The service and hospitality industries have been hit particularly hard during the pandemic. Workers in those fields often earn less than the federally mandated minimum wage of $7.25 an hour. Currently law allows employers to pay tipped workers an even lower wage, $2.13 an hour, because it’s assumed tips will make up the difference. The federal unemployment subsidy has help many service industry employees pay basic bills and keep food on the table over the past year. Forcing them to return to an industry that requires them to interact with the public while the United States has not reached heard immunity is reckless and dangerous.

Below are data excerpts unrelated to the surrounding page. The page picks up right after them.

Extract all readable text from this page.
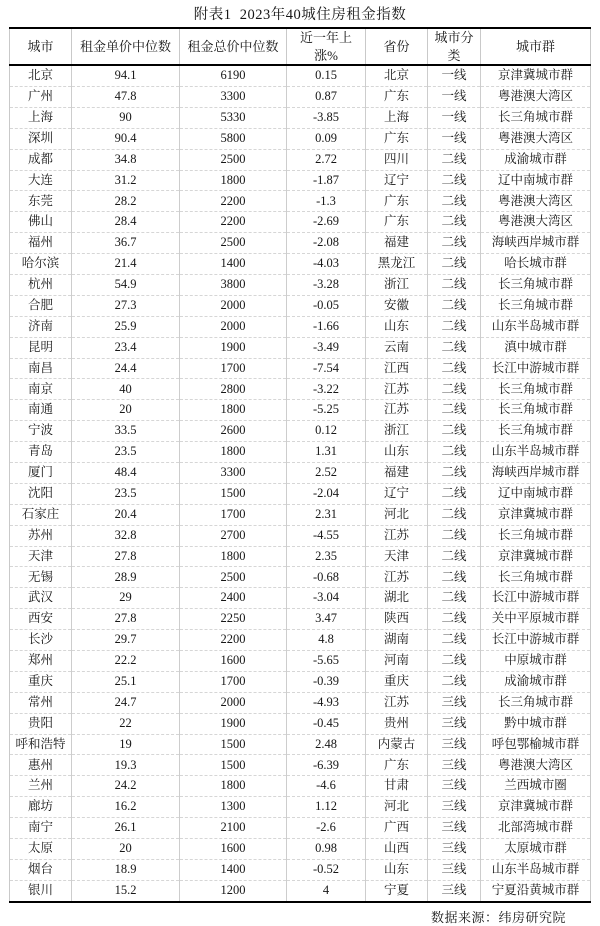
附表1  2023年40城住房租金指数
城市	租金单价中位数	租金总价中位数	近一年上涨%	省份	城市分类	城市群
北京	94.1	6190	0.15	北京	一线	京津冀城市群
广州	47.8	3300	0.87	广东	一线	粤港澳大湾区
上海	90	5330	-3.85	上海	一线	长三角城市群
深圳	90.4	5800	0.09	广东	一线	粤港澳大湾区
成都	34.8	2500	2.72	四川	二线	成渝城市群
大连	31.2	1800	-1.87	辽宁	二线	辽中南城市群
东莞	28.2	2200	-1.3	广东	二线	粤港澳大湾区
佛山	28.4	2200	-2.69	广东	二线	粤港澳大湾区
福州	36.7	2500	-2.08	福建	二线	海峡西岸城市群
哈尔滨	21.4	1400	-4.03	黑龙江	二线	哈长城市群
杭州	54.9	3800	-3.28	浙江	二线	长三角城市群
合肥	27.3	2000	-0.05	安徽	二线	长三角城市群
济南	25.9	2000	-1.66	山东	二线	山东半岛城市群
昆明	23.4	1900	-3.49	云南	二线	滇中城市群
南昌	24.4	1700	-7.54	江西	二线	长江中游城市群
南京	40	2800	-3.22	江苏	二线	长三角城市群
南通	20	1800	-5.25	江苏	二线	长三角城市群
宁波	33.5	2600	0.12	浙江	二线	长三角城市群
青岛	23.5	1800	1.31	山东	二线	山东半岛城市群
厦门	48.4	3300	2.52	福建	二线	海峡西岸城市群
沈阳	23.5	1500	-2.04	辽宁	二线	辽中南城市群
石家庄	20.4	1700	2.31	河北	二线	京津冀城市群
苏州	32.8	2700	-4.55	江苏	二线	长三角城市群
天津	27.8	1800	2.35	天津	二线	京津冀城市群
无锡	28.9	2500	-0.68	江苏	二线	长三角城市群
武汉	29	2400	-3.04	湖北	二线	长江中游城市群
西安	27.8	2250	3.47	陕西	二线	关中平原城市群
长沙	29.7	2200	4.8	湖南	二线	长江中游城市群
郑州	22.2	1600	-5.65	河南	二线	中原城市群
重庆	25.1	1700	-0.39	重庆	二线	成渝城市群
常州	24.7	2000	-4.93	江苏	三线	长三角城市群
贵阳	22	1900	-0.45	贵州	三线	黔中城市群
呼和浩特	19	1500	2.48	内蒙古	三线	呼包鄂榆城市群
惠州	19.3	1500	-6.39	广东	三线	粤港澳大湾区
兰州	24.2	1800	-4.6	甘肃	三线	兰西城市圈
廊坊	16.2	1300	1.12	河北	三线	京津冀城市群
南宁	26.1	2100	-2.6	广西	三线	北部湾城市群
太原	20	1600	0.98	山西	三线	太原城市群
烟台	18.9	1400	-0.52	山东	三线	山东半岛城市群
银川	15.2	1200	4	宁夏	三线	宁夏沿黄城市群
数据来源：纬房研究院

“Governor McMaster’s move yesterday proves he’s more out of touch with the lives of working people more than ever, especially with those in the service industry. How are we going to continue to pay people $2.13 an hour to wait and clean tables while we subject them to the abuse and goodwill of the general public, many of whom might I add refuse to get vaccinated” said Brave. “All you need to do is scroll the pages of social media to find countless posts of service industry employees who are often stiffed or tipped well below what they should have earned because the customer is upset over something they server had no control over. It happens all of the time and we can put a stop to it. It is past time we require the service industry to pay people fairly.” remarked Brave.